Sesekali Pak Lurah memanggil dari WA grup, “Pantau tim, pantau tim, posisi ganti,” panggilnya. Setiap pergerakan mulai saling memantau, karena hujan yang membuat jarak antara kita (bukanji harta yang membuat jarak antara kita seperti nonton sinetron). Mulai dari kecepatan hingga keadaan jalan, kami komunikasikan di WAG seperti layaknya Handy Talky. Kata Pantau Tim menjadi populer bagi kami.

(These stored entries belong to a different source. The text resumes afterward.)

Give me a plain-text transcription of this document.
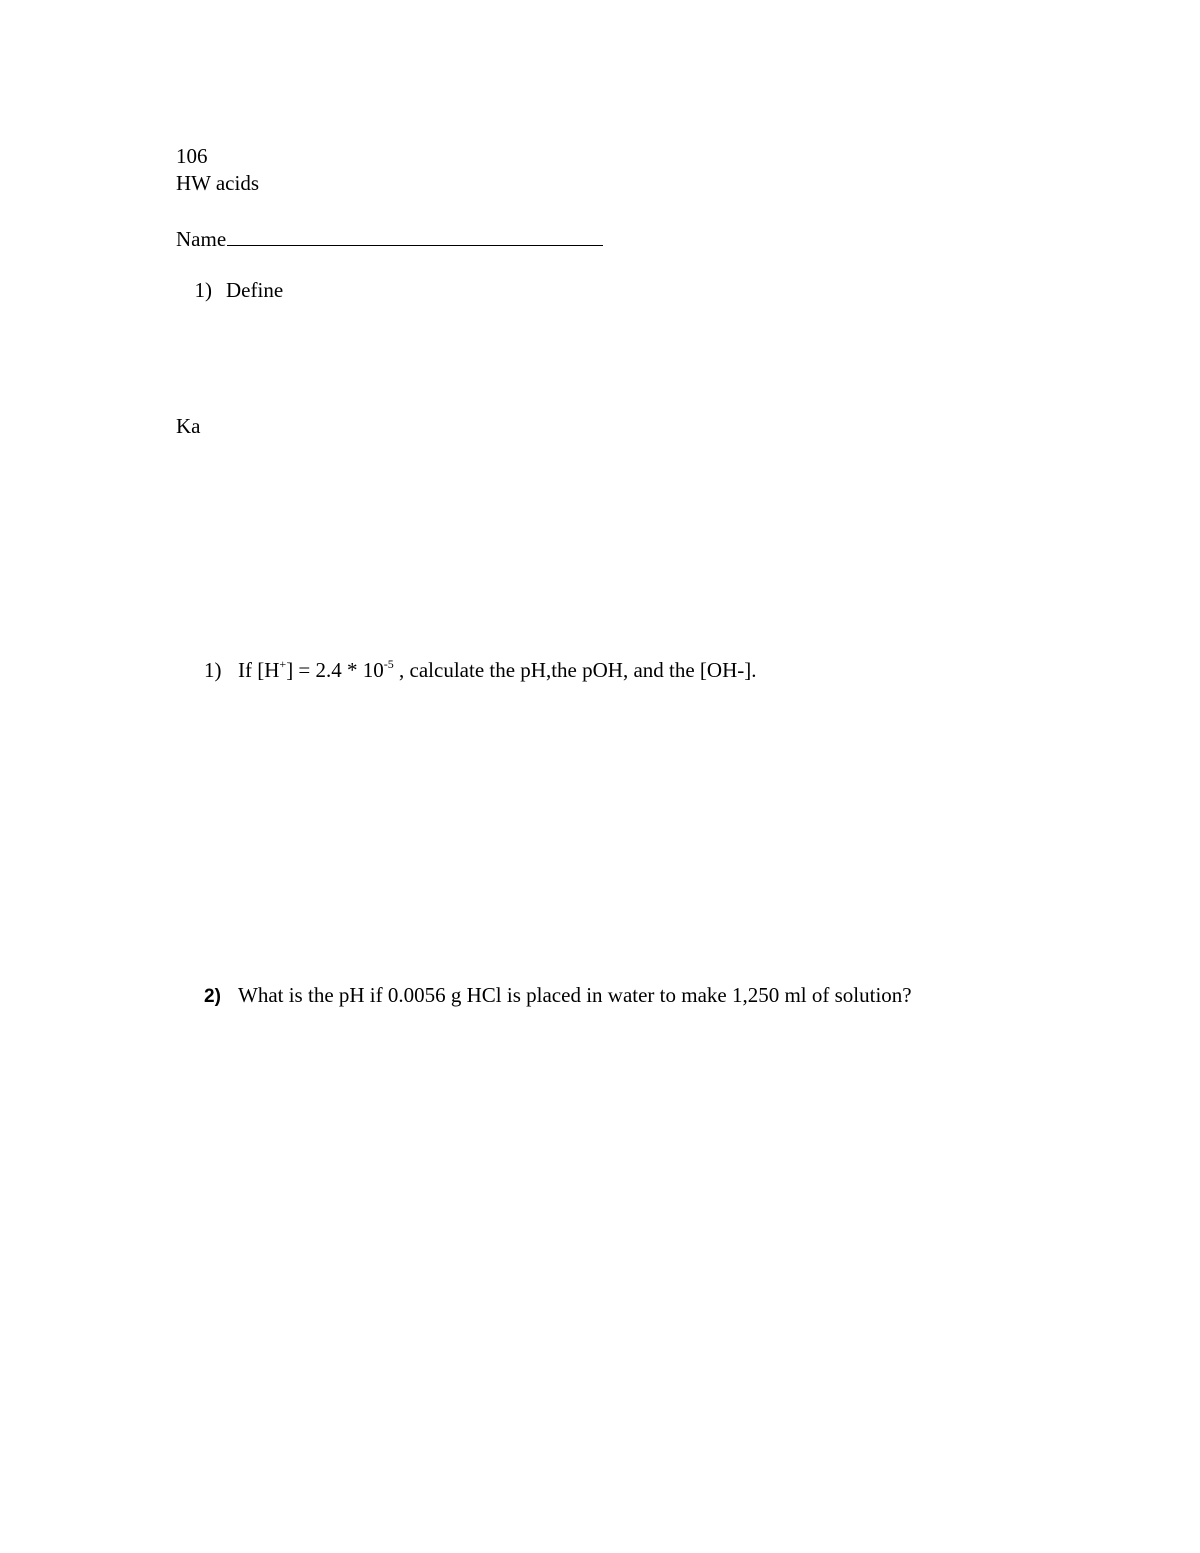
106
HW acids
Name
1) Define
Ka
1) If $[H^+] = 2.4 * 10^{-5}$ , calculate the pH,the pOH, and the [OH-].
2) What is the pH if 0.0056 g HCl is placed in water to make 1,250 ml of solution?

Memasuki Segeri Pangkep, hujan dan angin mulai menunjukkan keangkuhannya, seakan mempertontonkan powernya dihadapan para pengguna jalan. Hujan dan angin seakan kompak mulai mencabar (menantang) perjalanan kami, tangannya yang kuat mulai menggenggam pohon yang mulai nampak pasrah diombang ambing kekiri dan kekanan. Hujanpun dengan gaharnya mulai meninju kaca mobil kami hingga mengganggu penglihatan. Akhirnya kuputuskan, “pantau tim, pantau tim….mengingat saat ini hujan dan angin yang sangat deras dan dikhawatirkan pohon akan tumbang, maka sebaiknya singgah ditempat aman, jangan memarkir kendaraan dibawah pohon,” kataku sangat khawatir.
Lebih kurang 10 menit kami berhenti di depan mesjid, kami mulai berjalan kembali. Walaupun hujan masih deras, namun tidak se ekstrim tadi. Kami mempersilahkan pick up berjalan di depan kami, agar kami dapat memantaunya. Maklum amanah yang diberikan sebagian besar berada disana, tentu kami tak ingin amanah itu rusak karena hujan.